Dr Farvid says she was troubled by the statements Dr Makary, other sexual health practitioners and fourth-year psychology student Emily McKenzie gave in interviews with the Herald last week.
She says they were perpetuating an "age-old double standard" by insinuating that women cannot, like men, seek sex simply for pleasure.
That stigma is at the heart of Dr Farvid's six-year study, and her findings gained her a PhD last year from Auckland University.
Dr Farvid says the suggestion that New Zealand has a promiscuity issue reveals a troubling societal double standard. The word's synonyms reveal much about the sentiment in which it was invoked by Dr Makary.
In a "lads" culture that fancies its young bucks as budding Casanovas, women who sleep around are presumed "immoral", "licentious", "wanton", or "loose".
Dr Farvid has spent the past six years studying men's and women's casual sex psychology at post-doctoral level and has called for a new era of sexual ethics in which women can seek out casual sexual encounters safely and without being labelled "sluts".
In a Herald article, Ms McKenzie, a Canterbury student, said she was confident that sexually-free behaviour had only negative effects for her peers. "What I've seen is young girls that are sleeping around to try and find love and boost their self-esteem."

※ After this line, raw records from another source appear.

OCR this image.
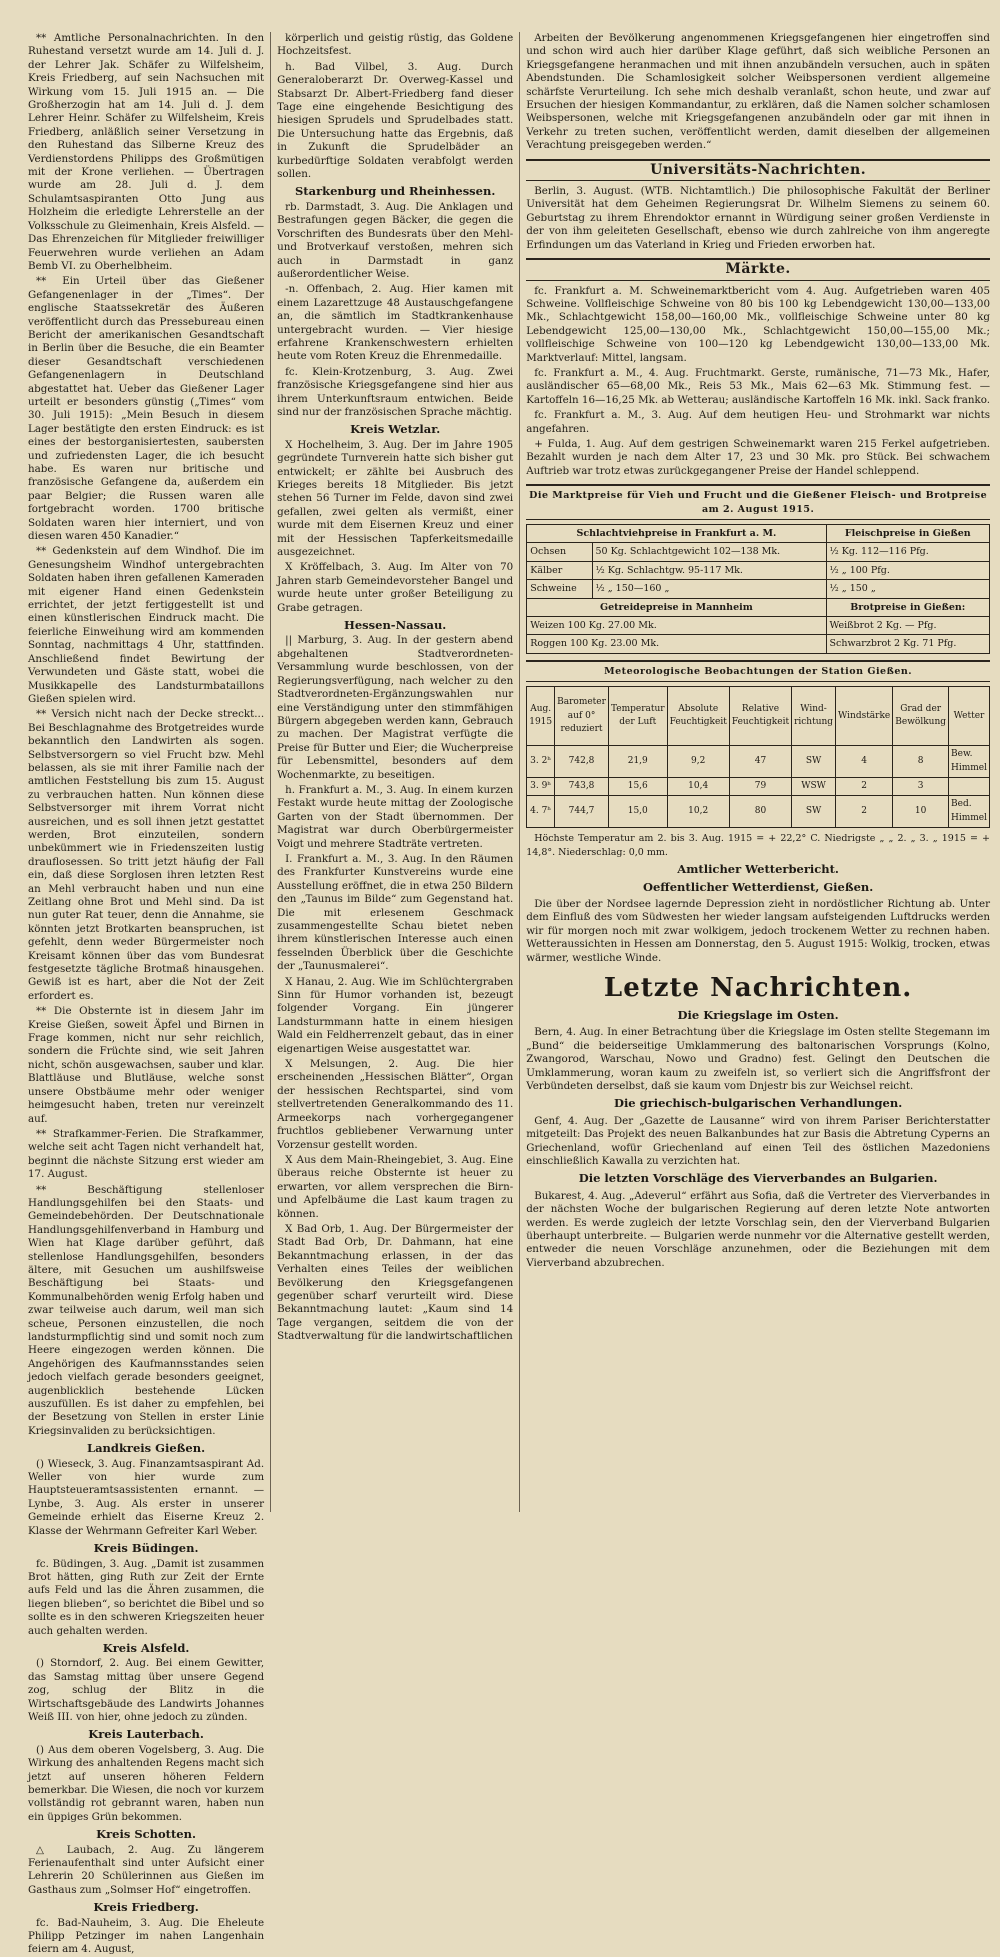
** Amtliche Personalnachrichten. In den Ruhestand versetzt wurde am 14. Juli d. J. der Lehrer Jak. Schäfer zu Wilfelsheim, Kreis Friedberg, auf sein Nachsuchen mit Wirkung vom 15. Juli 1915 an. — Die Großherzogin hat am 14. Juli d. J. dem Lehrer Heinr. Schäfer zu Wilfelsheim, Kreis Friedberg, anläßlich seiner Versetzung in den Ruhestand das Silberne Kreuz des Verdienstordens Philipps des Großmütigen mit der Krone verliehen. — Übertragen wurde am 28. Juli d. J. dem Schulamtsaspiranten Otto Jung aus Holzheim die erledigte Lehrerstelle an der Volksschule zu Gleimenhain, Kreis Alsfeld. — Das Ehrenzeichen für Mitglieder freiwilliger Feuerwehren wurde verliehen an Adam Bemb VI. zu Oberhelbheim.

** Ein Urteil über das Gießener Gefangenenlager in der „Times“. Der englische Staatssekretär des Äußeren veröffentlicht durch das Pressebureau einen Bericht der amerikanischen Gesandtschaft in Berlin über die Besuche, die ein Beamter dieser Gesandtschaft verschiedenen Gefangenenlagern in Deutschland abgestattet hat. Ueber das Gießener Lager urteilt er besonders günstig („Times“ vom 30. Juli 1915): „Mein Besuch in diesem Lager bestätigte den ersten Eindruck: es ist eines der bestorganisiertesten, saubersten und zufriedensten Lager, die ich besucht habe. Es waren nur britische und französische Gefangene da, außerdem ein paar Belgier; die Russen waren alle fortgebracht worden. 1700 britische Soldaten waren hier interniert, und von diesen waren 450 Kanadier.“

** Gedenkstein auf dem Windhof. Die im Genesungsheim Windhof untergebrachten Soldaten haben ihren gefallenen Kameraden mit eigener Hand einen Gedenkstein errichtet, der jetzt fertiggestellt ist und einen künstlerischen Eindruck macht. Die feierliche Einweihung wird am kommenden Sonntag, nachmittags 4 Uhr, stattfinden. Anschließend findet Bewirtung der Verwundeten und Gäste statt, wobei die Musikkapelle des Landsturmbataillons Gießen spielen wird.

** Versich nicht nach der Decke streckt... Bei Beschlagnahme des Brotgetreides wurde bekanntlich den Landwirten als sogen. Selbstversorgern so viel Frucht bzw. Mehl belassen, als sie mit ihrer Familie nach der amtlichen Feststellung bis zum 15. August zu verbrauchen hatten. Nun können diese Selbstversorger mit ihrem Vorrat nicht ausreichen, und es soll ihnen jetzt gestattet werden, Brot einzuteilen, sondern unbekümmert wie in Friedenszeiten lustig drauflosessen. So tritt jetzt häufig der Fall ein, daß diese Sorglosen ihren letzten Rest an Mehl verbraucht haben und nun eine Zeitlang ohne Brot und Mehl sind. Da ist nun guter Rat teuer, denn die Annahme, sie könnten jetzt Brotkarten beanspruchen, ist gefehlt, denn weder Bürgermeister noch Kreisamt können über das vom Bundesrat festgesetzte tägliche Brotmaß hinausgehen. Gewiß ist es hart, aber die Not der Zeit erfordert es.

** Die Obsternte ist in diesem Jahr im Kreise Gießen, soweit Äpfel und Birnen in Frage kommen, nicht nur sehr reichlich, sondern die Früchte sind, wie seit Jahren nicht, schön ausgewachsen, sauber und klar. Blattläuse und Blutläuse, welche sonst unsere Obstbäume mehr oder weniger heimgesucht haben, treten nur vereinzelt auf.

** Strafkammer-Ferien. Die Strafkammer, welche seit acht Tagen nicht verhandelt hat, beginnt die nächste Sitzung erst wieder am 17. August.

** Beschäftigung stellenloser Handlungsgehilfen bei den Staats- und Gemeindebehörden. Der Deutschnationale Handlungsgehilfenverband in Hamburg und Wien hat Klage darüber geführt, daß stellenlose Handlungsgehilfen, besonders ältere, mit Gesuchen um aushilfsweise Beschäftigung bei Staats- und Kommunalbehörden wenig Erfolg haben und zwar teilweise auch darum, weil man sich scheue, Personen einzustellen, die noch landsturmpflichtig sind und somit noch zum Heere eingezogen werden können. Die Angehörigen des Kaufmannsstandes seien jedoch vielfach gerade besonders geeignet, augenblicklich bestehende Lücken auszufüllen. Es ist daher zu empfehlen, bei der Besetzung von Stellen in erster Linie Kriegsinvaliden zu berücksichtigen.

Landkreis Gießen.

() Wieseck, 3. Aug. Finanzamtsaspirant Ad. Weller von hier wurde zum Hauptsteueramtsassistenten ernannt. — Lynbe, 3. Aug. Als erster in unserer Gemeinde erhielt das Eiserne Kreuz 2. Klasse der Wehrmann Gefreiter Karl Weber.

Kreis Büdingen.

fc. Büdingen, 3. Aug. „Damit ist zusammen Brot hätten, ging Ruth zur Zeit der Ernte aufs Feld und las die Ähren zusammen, die liegen blieben“, so berichtet die Bibel und so sollte es in den schweren Kriegszeiten heuer auch gehalten werden.

Kreis Alsfeld.

() Storndorf, 2. Aug. Bei einem Gewitter, das Samstag mittag über unsere Gegend zog, schlug der Blitz in die Wirtschaftsgebäude des Landwirts Johannes Weiß III. von hier, ohne jedoch zu zünden.

Kreis Lauterbach.

() Aus dem oberen Vogelsberg, 3. Aug. Die Wirkung des anhaltenden Regens macht sich jetzt auf unseren höheren Feldern bemerkbar. Die Wiesen, die noch vor kurzem vollständig rot gebrannt waren, haben nun ein üppiges Grün bekommen.

Kreis Schotten.

△ Laubach, 2. Aug. Zu längerem Ferienaufenthalt sind unter Aufsicht einer Lehrerin 20 Schülerinnen aus Gießen im Gasthaus zum „Solmser Hof“ eingetroffen.

Kreis Friedberg.

fc. Bad-Nauheim, 3. Aug. Die Eheleute Philipp Petzinger im nahen Langenhain feiern am 4. August,

körperlich und geistig rüstig, das Goldene Hochzeitsfest.

h. Bad Vilbel, 3. Aug. Durch Generaloberarzt Dr. Overweg-Kassel und Stabsarzt Dr. Albert-Friedberg fand dieser Tage eine eingehende Besichtigung des hiesigen Sprudels und Sprudelbades statt. Die Untersuchung hatte das Ergebnis, daß in Zukunft die Sprudelbäder an kurbedürftige Soldaten verabfolgt werden sollen.

Starkenburg und Rheinhessen.

rb. Darmstadt, 3. Aug. Die Anklagen und Bestrafungen gegen Bäcker, die gegen die Vorschriften des Bundesrats über den Mehl- und Brotverkauf verstoßen, mehren sich auch in Darmstadt in ganz außerordentlicher Weise.

-n. Offenbach, 2. Aug. Hier kamen mit einem Lazarettzuge 48 Austauschgefangene an, die sämtlich im Stadtkrankenhause untergebracht wurden. — Vier hiesige erfahrene Krankenschwestern erhielten heute vom Roten Kreuz die Ehrenmedaille.

fc. Klein-Krotzenburg, 3. Aug. Zwei französische Kriegsgefangene sind hier aus ihrem Unterkunftsraum entwichen. Beide sind nur der französischen Sprache mächtig.

Kreis Wetzlar.

X Hochelheim, 3. Aug. Der im Jahre 1905 gegründete Turnverein hatte sich bisher gut entwickelt; er zählte bei Ausbruch des Krieges bereits 18 Mitglieder. Bis jetzt stehen 56 Turner im Felde, davon sind zwei gefallen, zwei gelten als vermißt, einer wurde mit dem Eisernen Kreuz und einer mit der Hessischen Tapferkeitsmedaille ausgezeichnet.

X Kröffelbach, 3. Aug. Im Alter von 70 Jahren starb Gemeindevorsteher Bangel und wurde heute unter großer Beteiligung zu Grabe getragen.

Hessen-Nassau.

|| Marburg, 3. Aug. In der gestern abend abgehaltenen Stadtverordneten-Versammlung wurde beschlossen, von der Regierungsverfügung, nach welcher zu den Stadtverordneten-Ergänzungswahlen nur eine Verständigung unter den stimmfähigen Bürgern abgegeben werden kann, Gebrauch zu machen. Der Magistrat verfügte die Preise für Butter und Eier; die Wucherpreise für Lebensmittel, besonders auf dem Wochenmarkte, zu beseitigen.

h. Frankfurt a. M., 3. Aug. In einem kurzen Festakt wurde heute mittag der Zoologische Garten von der Stadt übernommen. Der Magistrat war durch Oberbürgermeister Voigt und mehrere Stadträte vertreten.

I. Frankfurt a. M., 3. Aug. In den Räumen des Frankfurter Kunstvereins wurde eine Ausstellung eröffnet, die in etwa 250 Bildern den „Taunus im Bilde“ zum Gegenstand hat. Die mit erlesenem Geschmack zusammengestellte Schau bietet neben ihrem künstlerischen Interesse auch einen fesselnden Überblick über die Geschichte der „Taunusmalerei“.

X Hanau, 2. Aug. Wie im Schlüchtergraben Sinn für Humor vorhanden ist, bezeugt folgender Vorgang. Ein jüngerer Landsturmmann hatte in einem hiesigen Wald ein Feldherrenzelt gebaut, das in einer eigenartigen Weise ausgestattet war.

X Melsungen, 2. Aug. Die hier erscheinenden „Hessischen Blätter“, Organ der hessischen Rechtspartei, sind vom stellvertretenden Generalkommando des 11. Armeekorps nach vorhergegangener fruchtlos gebliebener Verwarnung unter Vorzensur gestellt worden.

X Aus dem Main-Rheingebiet, 3. Aug. Eine überaus reiche Obsternte ist heuer zu erwarten, vor allem versprechen die Birn- und Apfelbäume die Last kaum tragen zu können.

X Bad Orb, 1. Aug. Der Bürgermeister der Stadt Bad Orb, Dr. Dahmann, hat eine Bekanntmachung erlassen, in der das Verhalten eines Teiles der weiblichen Bevölkerung den Kriegsgefangenen gegenüber scharf verurteilt wird. Diese Bekanntmachung lautet: „Kaum sind 14 Tage vergangen, seitdem die von der Stadtverwaltung für die landwirtschaftlichen

Arbeiten der Bevölkerung angenommenen Kriegsgefangenen hier eingetroffen sind und schon wird auch hier darüber Klage geführt, daß sich weibliche Personen an Kriegsgefangene heranmachen und mit ihnen anzubändeln versuchen, auch in späten Abendstunden. Die Schamlosigkeit solcher Weibspersonen verdient allgemeine schärfste Verurteilung. Ich sehe mich deshalb veranlaßt, schon heute, und zwar auf Ersuchen der hiesigen Kommandantur, zu erklären, daß die Namen solcher schamlosen Weibspersonen, welche mit Kriegsgefangenen anzubändeln oder gar mit ihnen in Verkehr zu treten suchen, veröffentlicht werden, damit dieselben der allgemeinen Verachtung preisgegeben werden.“

Universitäts-Nachrichten.

Berlin, 3. August. (WTB. Nichtamtlich.) Die philosophische Fakultät der Berliner Universität hat dem Geheimen Regierungsrat Dr. Wilhelm Siemens zu seinem 60. Geburtstag zu ihrem Ehrendoktor ernannt in Würdigung seiner großen Verdienste in der von ihm geleiteten Gesellschaft, ebenso wie durch zahlreiche von ihm angeregte Erfindungen um das Vaterland in Krieg und Frieden erworben hat.

Märkte.

fc. Frankfurt a. M. Schweinemarktbericht vom 4. Aug. Aufgetrieben waren 405 Schweine. Vollfleischige Schweine von 80 bis 100 kg Lebendgewicht 130,00—133,00 Mk., Schlachtgewicht 158,00—160,00 Mk., vollfleischige Schweine unter 80 kg Lebendgewicht 125,00—130,00 Mk., Schlachtgewicht 150,00—155,00 Mk.; vollfleischige Schweine von 100—120 kg Lebendgewicht 130,00—133,00 Mk. Marktverlauf: Mittel, langsam.

fc. Frankfurt a. M., 4. Aug. Fruchtmarkt. Gerste, rumänische, 71—73 Mk., Hafer, ausländischer 65—68,00 Mk., Reis 53 Mk., Mais 62—63 Mk. Stimmung fest. — Kartoffeln 16—16,25 Mk. ab Wetterau; ausländische Kartoffeln 16 Mk. inkl. Sack franko.

fc. Frankfurt a. M., 3. Aug. Auf dem heutigen Heu- und Strohmarkt war nichts angefahren.

+ Fulda, 1. Aug. Auf dem gestrigen Schweinemarkt waren 215 Ferkel aufgetrieben. Bezahlt wurden je nach dem Alter 17, 23 und 30 Mk. pro Stück. Bei schwachem Auftrieb war trotz etwas zurückgegangener Preise der Handel schleppend.

Die Marktpreise für Vieh und Frucht und die Gießener Fleisch- und Brotpreise am 2. August 1915.
Schlachtviehpreise in Frankfurt a. M.		Fleischpreise in Gießen
Ochsen	50 Kg. Schlachtgewicht 102—138 Mk.	½ Kg. 112—116 Pfg.
Kälber	½ Kg. Schlachtgw. 95-117 Mk.	½ „ 100 Pfg.
Schweine	½ „ 150—160 „	½ „ 150 „
Getreidepreise in Mannheim		Brotpreise in Gießen:
Weizen 100 Kg. 27.00 Mk.		Weißbrot 2 Kg. — Pfg.
Roggen 100 Kg. 23.00 Mk.		Schwarzbrot 2 Kg. 71 Pfg.
Meteorologische Beobachtungen der Station Gießen.
Aug. 1915	Barometer auf 0° reduziert	Temperatur der Luft	Absolute Feuchtigkeit	Relative Feuchtigkeit	Wind-richtung	Windstärke	Grad der Bewölkung	Wetter
3. 2ʰ	742,8	21,9	9,2	47	SW	4	8	Bew. Himmel
3. 9ʰ	743,8	15,6	10,4	79	WSW	2	3	
4. 7ʰ	744,7	15,0	10,2	80	SW	2	10	Bed. Himmel

Höchste Temperatur am 2. bis 3. Aug. 1915 = + 22,2° C. Niedrigste „ „ 2. „ 3. „ 1915 = + 14,8°. Niederschlag: 0,0 mm.

Amtlicher Wetterbericht.
Oeffentlicher Wetterdienst, Gießen.

Die über der Nordsee lagernde Depression zieht in nordöstlicher Richtung ab. Unter dem Einfluß des vom Südwesten her wieder langsam aufsteigenden Luftdrucks werden wir für morgen noch mit zwar wolkigem, jedoch trockenem Wetter zu rechnen haben. Wetteraussichten in Hessen am Donnerstag, den 5. August 1915: Wolkig, trocken, etwas wärmer, westliche Winde.

Letzte Nachrichten.
Die Kriegslage im Osten.

Bern, 4. Aug. In einer Betrachtung über die Kriegslage im Osten stellte Stegemann im „Bund“ die beiderseitige Umklammerung des baltonarischen Vorsprungs (Kolno, Zwangorod, Warschau, Nowo und Gradno) fest. Gelingt den Deutschen die Umklammerung, woran kaum zu zweifeln ist, so verliert sich die Angriffsfront der Verbündeten derselbst, daß sie kaum vom Dnjestr bis zur Weichsel reicht.

Die griechisch-bulgarischen Verhandlungen.

Genf, 4. Aug. Der „Gazette de Lausanne“ wird von ihrem Pariser Berichterstatter mitgeteilt: Das Projekt des neuen Balkanbundes hat zur Basis die Abtretung Cyperns an Griechenland, wofür Griechenland auf einen Teil des östlichen Mazedoniens einschließlich Kawalla zu verzichten hat.

Die letzten Vorschläge des Vierverbandes an Bulgarien.

Bukarest, 4. Aug. „Adeverul“ erfährt aus Sofia, daß die Vertreter des Vierverbandes in der nächsten Woche der bulgarischen Regierung auf deren letzte Note antworten werden. Es werde zugleich der letzte Vorschlag sein, den der Vierverband Bulgarien überhaupt unterbreite. — Bulgarien werde nunmehr vor die Alternative gestellt werden, entweder die neuen Vorschläge anzunehmen, oder die Beziehungen mit dem Vierverband abzubrechen.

Dr Farvid rubbished the generalisation, saying "pathologising" others' sexual choices undermined today's liberalised cultural environment that her study concluded had firmly entrenched casual encounters on the sexual menu.
"The women that I interviewed weren't looking for love through casual sex. It was about having fun or having sex when they felt like it - it was never a strategic tool to get a boyfriend."
She said such sentiments were born of a traditional view of casual sex as "bad sex" - a judgment applied predominantly to women.